73) How many rational numbers are in the opening of the binomial?
$$(\sqrt3+\sqrt[3]2)^{100}$$
For the first time I solve such a question. My approach:
$$ \left\lbrace\begin{array}{ccccccl} (\sqrt3)^{2m}×(\sqrt[3]2)^{3n}\in \mathbb{Q} \\[1mm] 2m+3n=100 \end{array}\right.\Longrightarrow 2m+3n=100 \Longrightarrow 2m+6k=100 \Longrightarrow m=50-3k,\left\{k≥0,m≥0 \right\} \Longrightarrow k=0,1,2,3,..,16 \Longrightarrow 16+1=17 $$
Is this the correct way to find the answer?

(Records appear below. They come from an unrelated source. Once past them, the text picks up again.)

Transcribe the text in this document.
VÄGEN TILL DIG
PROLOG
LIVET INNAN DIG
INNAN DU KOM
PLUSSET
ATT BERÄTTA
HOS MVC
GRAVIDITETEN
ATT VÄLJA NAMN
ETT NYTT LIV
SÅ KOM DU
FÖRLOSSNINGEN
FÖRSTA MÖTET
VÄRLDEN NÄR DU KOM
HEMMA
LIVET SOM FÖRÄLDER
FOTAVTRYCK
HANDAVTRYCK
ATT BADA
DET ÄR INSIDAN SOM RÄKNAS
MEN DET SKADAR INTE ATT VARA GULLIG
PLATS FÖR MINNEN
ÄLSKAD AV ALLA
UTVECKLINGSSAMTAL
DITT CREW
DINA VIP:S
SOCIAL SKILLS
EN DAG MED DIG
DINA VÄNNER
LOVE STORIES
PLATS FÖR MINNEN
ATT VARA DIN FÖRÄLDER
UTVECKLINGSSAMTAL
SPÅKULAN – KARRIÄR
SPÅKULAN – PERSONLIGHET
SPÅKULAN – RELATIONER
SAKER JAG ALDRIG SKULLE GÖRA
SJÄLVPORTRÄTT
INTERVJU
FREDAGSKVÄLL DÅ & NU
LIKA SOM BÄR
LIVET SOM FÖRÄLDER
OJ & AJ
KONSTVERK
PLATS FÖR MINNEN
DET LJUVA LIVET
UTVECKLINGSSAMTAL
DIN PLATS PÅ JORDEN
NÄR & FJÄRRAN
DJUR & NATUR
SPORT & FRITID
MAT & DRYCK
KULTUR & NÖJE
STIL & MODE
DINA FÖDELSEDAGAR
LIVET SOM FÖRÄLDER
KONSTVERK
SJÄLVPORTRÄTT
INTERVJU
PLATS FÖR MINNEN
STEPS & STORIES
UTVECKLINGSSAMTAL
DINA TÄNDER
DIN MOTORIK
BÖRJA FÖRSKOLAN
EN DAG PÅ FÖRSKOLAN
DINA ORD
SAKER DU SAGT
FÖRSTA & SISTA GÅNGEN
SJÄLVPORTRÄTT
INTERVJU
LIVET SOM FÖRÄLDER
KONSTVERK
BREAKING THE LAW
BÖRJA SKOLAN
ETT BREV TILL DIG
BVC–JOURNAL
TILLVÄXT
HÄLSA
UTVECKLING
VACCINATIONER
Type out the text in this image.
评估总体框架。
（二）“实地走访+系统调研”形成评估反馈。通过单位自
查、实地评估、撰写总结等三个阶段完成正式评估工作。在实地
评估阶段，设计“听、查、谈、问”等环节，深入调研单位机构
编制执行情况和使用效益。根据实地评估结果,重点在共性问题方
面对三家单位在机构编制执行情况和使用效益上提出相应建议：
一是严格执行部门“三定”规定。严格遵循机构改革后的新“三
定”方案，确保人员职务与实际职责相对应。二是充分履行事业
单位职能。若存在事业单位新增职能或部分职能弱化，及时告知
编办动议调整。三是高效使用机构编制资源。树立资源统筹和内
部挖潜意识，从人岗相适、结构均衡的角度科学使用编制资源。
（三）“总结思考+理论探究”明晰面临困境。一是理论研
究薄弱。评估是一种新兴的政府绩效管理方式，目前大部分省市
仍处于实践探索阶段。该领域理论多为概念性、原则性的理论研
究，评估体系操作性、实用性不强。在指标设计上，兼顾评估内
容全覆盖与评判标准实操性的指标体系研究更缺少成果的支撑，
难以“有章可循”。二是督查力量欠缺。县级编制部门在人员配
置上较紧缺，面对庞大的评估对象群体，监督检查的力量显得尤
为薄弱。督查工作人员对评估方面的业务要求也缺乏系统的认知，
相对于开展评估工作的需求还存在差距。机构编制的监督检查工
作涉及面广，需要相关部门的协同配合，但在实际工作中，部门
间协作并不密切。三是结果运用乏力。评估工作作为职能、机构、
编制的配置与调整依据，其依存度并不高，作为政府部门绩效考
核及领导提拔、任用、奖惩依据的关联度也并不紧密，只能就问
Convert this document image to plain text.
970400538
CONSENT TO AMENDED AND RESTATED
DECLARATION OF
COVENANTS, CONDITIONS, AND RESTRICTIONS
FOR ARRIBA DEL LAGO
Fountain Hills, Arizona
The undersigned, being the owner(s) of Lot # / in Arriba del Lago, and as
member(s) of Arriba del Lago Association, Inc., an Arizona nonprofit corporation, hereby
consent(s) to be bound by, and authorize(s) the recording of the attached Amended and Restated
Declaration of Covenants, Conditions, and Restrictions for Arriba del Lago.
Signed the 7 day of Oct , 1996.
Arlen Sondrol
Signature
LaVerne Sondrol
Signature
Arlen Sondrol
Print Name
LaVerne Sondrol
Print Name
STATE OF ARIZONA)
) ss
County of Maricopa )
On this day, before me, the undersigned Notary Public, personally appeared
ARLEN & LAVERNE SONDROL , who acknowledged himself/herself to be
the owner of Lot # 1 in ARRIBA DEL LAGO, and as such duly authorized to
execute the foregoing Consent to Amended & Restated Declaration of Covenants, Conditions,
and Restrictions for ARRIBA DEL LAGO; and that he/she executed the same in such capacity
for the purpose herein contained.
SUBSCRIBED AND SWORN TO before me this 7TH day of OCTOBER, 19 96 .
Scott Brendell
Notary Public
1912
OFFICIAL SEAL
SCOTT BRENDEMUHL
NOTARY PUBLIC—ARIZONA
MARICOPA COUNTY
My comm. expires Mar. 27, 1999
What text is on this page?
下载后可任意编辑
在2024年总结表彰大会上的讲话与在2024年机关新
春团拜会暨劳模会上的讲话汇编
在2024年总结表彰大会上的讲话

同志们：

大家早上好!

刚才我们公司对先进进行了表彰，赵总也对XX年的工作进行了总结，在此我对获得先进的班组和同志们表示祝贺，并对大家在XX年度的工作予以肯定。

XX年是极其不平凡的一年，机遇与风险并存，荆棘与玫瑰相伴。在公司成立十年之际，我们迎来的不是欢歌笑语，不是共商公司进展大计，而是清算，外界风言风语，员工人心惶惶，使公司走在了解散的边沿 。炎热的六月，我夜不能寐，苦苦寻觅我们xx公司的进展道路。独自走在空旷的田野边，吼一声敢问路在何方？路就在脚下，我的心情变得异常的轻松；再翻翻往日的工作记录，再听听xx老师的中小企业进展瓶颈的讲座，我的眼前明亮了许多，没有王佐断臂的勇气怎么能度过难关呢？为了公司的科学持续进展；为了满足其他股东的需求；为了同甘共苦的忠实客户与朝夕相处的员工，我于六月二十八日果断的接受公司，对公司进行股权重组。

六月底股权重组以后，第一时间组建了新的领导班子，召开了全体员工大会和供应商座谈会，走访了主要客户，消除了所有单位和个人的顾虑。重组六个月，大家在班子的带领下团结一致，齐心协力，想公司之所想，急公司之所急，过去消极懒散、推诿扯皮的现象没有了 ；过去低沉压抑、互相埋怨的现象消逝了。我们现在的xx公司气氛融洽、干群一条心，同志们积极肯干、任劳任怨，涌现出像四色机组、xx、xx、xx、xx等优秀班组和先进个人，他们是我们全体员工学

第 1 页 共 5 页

Each term of $(a+b)^{100}$ is of the form $C(100,k)*a^{k}*b^{(100-k)}$. In this case, $k$ will have to be even and $100-k$ will have to be a multiple of 3.
So, $k = 2r$ and $100-k = 100-2r = 0 (\mod 3) ==> r = 2 (\mod 3)$
As $k$ varies from 0 to 100, $r$ varies from 0 to 50.
There are 17 such $r$ between 0 and 50 $(2 = 3*0+2, 5 = 3*1+2, ..., 50 = 3*16+2)$.
So, 17 of the 101 terms of the expansion are rational.